Por Luís Lopes Diniz Filho*
Há muitas coisas que podem ser comentadas no texto Por que apoio o MST, mas, para evitar a dispersão, vou me ater apenas ao elemento que me parece mais importante em relação ao tema da doutrinação no ensino, que é a questão da neutralidade e da objetividade. O professor doutrinador diz o seguinte “Nos primeiros quatro anos que convivemos com os alunos do MST, nós do mundo acadêmico tivemos a oportunidade de apreender (sic) com os (as) militantes do Movimento valores olvidados em nosso dia a dia de atividades de pesquisas e de ensino, numa universidade que parece fria diante do mundo ao redor“.
No meu entender, uma das ideias que abrem caminho para transformar a pesquisa em peroração ideológica e o ensino em doutrinação é justamente essa de aproximar a universidade do “mundo real”. Ora, eu não tenho nada contra que os professores universitários participem dos debates públicos e nem acho que a pesquisa tem de ser sempre “pura”. Pelo contrário, acho que a universidade deveria fazer mais pesquisas pagas, já que o mercado é, ao lado da democracia representativa, um dos melhores canais para que as demandas individuais e coletivas se expressem. Entretanto, quando os intelectuais críticos acusam a universidade de ser “fria”, devemos lembrar que tal afirmação só faz sentido para quem acha que as “verdades” a serem demonstradas pela ciência social já são conhecidas objetivamente por certos grupos sociais, cabendo então aos pesquisadores e professores propagandeá-las (com a emoção dos militantes, é claro!) e combaterem os discursos que se opõem a essas supostas “verdades”. Contudo, a função dos intelectuais é justamente o oposto disso: cabe a eles ter independência de pensamento para explicar os fenômenos sociais com a maior objetividade possível.

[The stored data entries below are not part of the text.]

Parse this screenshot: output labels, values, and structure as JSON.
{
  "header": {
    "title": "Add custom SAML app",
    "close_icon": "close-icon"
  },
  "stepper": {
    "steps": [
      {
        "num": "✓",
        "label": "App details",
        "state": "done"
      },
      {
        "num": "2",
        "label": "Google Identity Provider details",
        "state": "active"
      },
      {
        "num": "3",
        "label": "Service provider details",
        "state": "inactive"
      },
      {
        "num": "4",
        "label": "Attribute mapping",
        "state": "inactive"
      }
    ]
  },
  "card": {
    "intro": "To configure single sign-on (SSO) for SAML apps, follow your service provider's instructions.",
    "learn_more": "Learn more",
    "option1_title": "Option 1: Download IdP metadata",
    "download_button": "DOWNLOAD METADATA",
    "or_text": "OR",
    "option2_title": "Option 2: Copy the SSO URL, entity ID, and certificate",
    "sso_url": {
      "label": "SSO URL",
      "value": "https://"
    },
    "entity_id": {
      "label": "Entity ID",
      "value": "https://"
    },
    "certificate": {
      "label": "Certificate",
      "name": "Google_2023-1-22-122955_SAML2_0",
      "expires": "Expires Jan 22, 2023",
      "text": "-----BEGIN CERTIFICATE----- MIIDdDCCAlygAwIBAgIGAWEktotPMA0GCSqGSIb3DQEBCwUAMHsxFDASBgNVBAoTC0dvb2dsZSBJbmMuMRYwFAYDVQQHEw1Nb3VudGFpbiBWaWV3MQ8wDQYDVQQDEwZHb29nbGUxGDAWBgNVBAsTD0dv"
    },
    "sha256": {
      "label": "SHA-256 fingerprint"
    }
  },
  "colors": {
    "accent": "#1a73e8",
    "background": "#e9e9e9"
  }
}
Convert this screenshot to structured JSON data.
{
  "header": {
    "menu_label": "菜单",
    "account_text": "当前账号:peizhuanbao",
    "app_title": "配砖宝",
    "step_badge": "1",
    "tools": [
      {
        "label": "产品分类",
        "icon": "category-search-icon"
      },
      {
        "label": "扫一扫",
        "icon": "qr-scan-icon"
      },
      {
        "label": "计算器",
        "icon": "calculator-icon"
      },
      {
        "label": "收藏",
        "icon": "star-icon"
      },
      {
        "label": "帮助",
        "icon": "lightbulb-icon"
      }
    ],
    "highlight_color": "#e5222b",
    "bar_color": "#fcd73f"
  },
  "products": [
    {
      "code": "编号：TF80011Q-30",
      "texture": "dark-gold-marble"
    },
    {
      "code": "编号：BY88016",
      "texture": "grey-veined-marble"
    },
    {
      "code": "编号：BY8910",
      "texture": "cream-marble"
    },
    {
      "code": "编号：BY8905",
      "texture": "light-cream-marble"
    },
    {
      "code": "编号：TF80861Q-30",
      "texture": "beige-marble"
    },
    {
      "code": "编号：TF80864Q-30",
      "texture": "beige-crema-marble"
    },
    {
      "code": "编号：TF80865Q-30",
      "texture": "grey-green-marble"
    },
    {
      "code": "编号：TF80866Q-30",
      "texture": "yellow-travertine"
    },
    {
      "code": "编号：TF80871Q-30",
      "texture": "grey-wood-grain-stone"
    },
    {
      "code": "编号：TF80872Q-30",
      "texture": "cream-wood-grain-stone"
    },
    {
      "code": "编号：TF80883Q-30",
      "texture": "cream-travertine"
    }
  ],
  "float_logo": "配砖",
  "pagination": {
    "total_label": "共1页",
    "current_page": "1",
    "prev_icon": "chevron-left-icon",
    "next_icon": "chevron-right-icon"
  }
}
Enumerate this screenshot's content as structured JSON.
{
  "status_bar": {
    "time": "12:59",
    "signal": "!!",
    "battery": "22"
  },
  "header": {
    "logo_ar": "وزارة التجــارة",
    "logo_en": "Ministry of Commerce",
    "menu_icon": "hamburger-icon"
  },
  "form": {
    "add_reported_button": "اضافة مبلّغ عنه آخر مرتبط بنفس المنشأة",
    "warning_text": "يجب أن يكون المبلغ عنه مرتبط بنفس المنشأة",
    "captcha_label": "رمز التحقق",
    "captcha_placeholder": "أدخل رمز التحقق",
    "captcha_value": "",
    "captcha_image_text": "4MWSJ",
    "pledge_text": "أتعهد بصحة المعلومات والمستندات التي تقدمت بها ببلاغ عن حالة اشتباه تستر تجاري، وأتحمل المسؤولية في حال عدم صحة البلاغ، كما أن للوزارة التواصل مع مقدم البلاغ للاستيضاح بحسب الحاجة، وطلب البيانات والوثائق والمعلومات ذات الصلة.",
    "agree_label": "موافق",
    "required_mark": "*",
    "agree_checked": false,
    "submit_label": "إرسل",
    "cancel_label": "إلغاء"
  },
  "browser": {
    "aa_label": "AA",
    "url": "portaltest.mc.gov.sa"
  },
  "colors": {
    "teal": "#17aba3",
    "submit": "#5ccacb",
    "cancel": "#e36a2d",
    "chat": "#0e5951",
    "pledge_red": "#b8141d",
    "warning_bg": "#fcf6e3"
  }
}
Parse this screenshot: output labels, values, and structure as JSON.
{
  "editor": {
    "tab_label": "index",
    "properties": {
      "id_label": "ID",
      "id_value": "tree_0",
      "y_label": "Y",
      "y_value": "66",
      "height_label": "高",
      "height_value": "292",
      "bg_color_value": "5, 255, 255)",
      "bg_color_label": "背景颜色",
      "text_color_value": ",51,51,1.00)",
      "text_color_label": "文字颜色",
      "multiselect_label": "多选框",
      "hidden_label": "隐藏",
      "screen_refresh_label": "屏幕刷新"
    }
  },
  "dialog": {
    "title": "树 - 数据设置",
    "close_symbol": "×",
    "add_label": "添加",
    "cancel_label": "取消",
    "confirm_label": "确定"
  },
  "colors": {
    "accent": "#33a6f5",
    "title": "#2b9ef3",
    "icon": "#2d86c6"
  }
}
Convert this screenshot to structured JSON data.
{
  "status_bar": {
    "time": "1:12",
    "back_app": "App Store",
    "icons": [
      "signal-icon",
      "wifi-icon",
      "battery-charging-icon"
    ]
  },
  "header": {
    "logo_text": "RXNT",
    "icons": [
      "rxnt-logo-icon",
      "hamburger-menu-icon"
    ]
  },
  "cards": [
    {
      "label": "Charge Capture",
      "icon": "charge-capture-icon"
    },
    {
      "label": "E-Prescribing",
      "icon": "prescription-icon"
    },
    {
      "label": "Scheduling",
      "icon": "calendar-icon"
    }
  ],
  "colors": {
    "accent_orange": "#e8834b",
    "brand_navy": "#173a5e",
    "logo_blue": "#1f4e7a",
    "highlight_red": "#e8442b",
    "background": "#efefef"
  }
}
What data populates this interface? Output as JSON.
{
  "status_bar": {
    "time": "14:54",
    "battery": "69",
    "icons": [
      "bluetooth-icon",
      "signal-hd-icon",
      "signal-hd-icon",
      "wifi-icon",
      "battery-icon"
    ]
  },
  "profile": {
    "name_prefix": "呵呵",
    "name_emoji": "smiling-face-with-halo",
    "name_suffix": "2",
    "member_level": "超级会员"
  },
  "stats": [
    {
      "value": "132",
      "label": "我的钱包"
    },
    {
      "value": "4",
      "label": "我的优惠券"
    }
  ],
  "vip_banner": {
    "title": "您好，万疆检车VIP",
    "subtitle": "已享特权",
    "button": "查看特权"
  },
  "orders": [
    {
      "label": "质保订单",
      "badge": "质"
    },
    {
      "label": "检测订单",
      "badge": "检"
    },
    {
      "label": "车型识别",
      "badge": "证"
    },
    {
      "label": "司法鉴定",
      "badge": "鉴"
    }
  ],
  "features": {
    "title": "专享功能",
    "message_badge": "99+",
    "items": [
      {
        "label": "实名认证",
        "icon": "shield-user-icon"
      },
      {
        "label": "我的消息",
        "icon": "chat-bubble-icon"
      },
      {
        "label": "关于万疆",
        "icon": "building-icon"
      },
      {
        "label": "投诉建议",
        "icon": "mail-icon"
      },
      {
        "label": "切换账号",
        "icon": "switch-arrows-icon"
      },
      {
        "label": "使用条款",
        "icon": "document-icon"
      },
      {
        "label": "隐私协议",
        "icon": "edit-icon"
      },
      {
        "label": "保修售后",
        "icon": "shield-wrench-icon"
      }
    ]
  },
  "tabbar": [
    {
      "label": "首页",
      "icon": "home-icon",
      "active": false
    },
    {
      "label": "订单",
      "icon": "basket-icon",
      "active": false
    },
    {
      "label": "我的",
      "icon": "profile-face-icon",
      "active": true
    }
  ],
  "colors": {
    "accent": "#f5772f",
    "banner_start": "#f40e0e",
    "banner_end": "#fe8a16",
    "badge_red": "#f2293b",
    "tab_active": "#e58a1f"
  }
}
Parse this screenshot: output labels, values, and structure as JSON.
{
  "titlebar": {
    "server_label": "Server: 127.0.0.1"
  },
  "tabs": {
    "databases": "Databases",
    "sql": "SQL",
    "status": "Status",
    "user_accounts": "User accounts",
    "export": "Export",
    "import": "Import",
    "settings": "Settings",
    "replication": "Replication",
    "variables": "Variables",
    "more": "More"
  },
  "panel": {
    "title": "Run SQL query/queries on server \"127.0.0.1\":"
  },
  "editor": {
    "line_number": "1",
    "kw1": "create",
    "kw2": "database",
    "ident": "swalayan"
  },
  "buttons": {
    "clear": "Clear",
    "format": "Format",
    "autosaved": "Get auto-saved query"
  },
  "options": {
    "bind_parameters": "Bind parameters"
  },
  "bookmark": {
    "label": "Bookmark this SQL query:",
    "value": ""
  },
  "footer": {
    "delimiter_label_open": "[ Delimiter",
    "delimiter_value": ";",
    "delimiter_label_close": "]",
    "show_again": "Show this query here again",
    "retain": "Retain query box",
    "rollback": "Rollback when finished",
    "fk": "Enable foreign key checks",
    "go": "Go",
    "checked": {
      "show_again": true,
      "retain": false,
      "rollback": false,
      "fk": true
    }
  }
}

Ok, vão dizer que é impossível o pesquisador/professor separar fatos e valores em suas atividades de pesquisa e ensino, que essa presunção é coisa de positvista, etc e tal. Contudo, é perfeitamente possível e necessário produzir conhecimento tendo sempre em vista o compromisso de testar todas as hipóteses explicativas com base em métodos rigorosos, isto é, no uso de informações empíricas sistematizadas e, por isso mesmo, generalizáveis. Professor que defende determinados grupos políticos alegando que os valores deles são lindos e que os dos outros são nefandos simplesmente não serve para ser professor. É justamente por colocar a defesa de valores à frente do compromisso com a objetividade que ele se preocupa em denunciar os vícios das “classes dominantes” enquanto faz ouvidos moucos para as toneladas de evidências de atividades criminosas praticadas pelo “movimento” que ele apoia. E não vou nem comentar o que há de preconceito e de falhas de informação no discurso dele, senão isto aqui vira uma bíblia.
Em suma, é preciso que façamos a crítica dessa ladainha de que não existem pesquisa e ensino isentos, pois, se uma isenção total é talvez impossível, o compromisso com a objetividade não só é possível como obrigatório. Ele reside na preocupação com a coerência do discurso, no uso de métodos rigorosos de observação e de generalização e no procedimento de não descartar nenhuma hipótese de explicação de um fenômeno por qualquer critério que não seja empírico e metodológico.
O autor é Professor do Departamento de Geografia da Universidade Federal do Paraná. Comentário postado em 10.03.2009, no grupo de discussão do Escola sem Partido.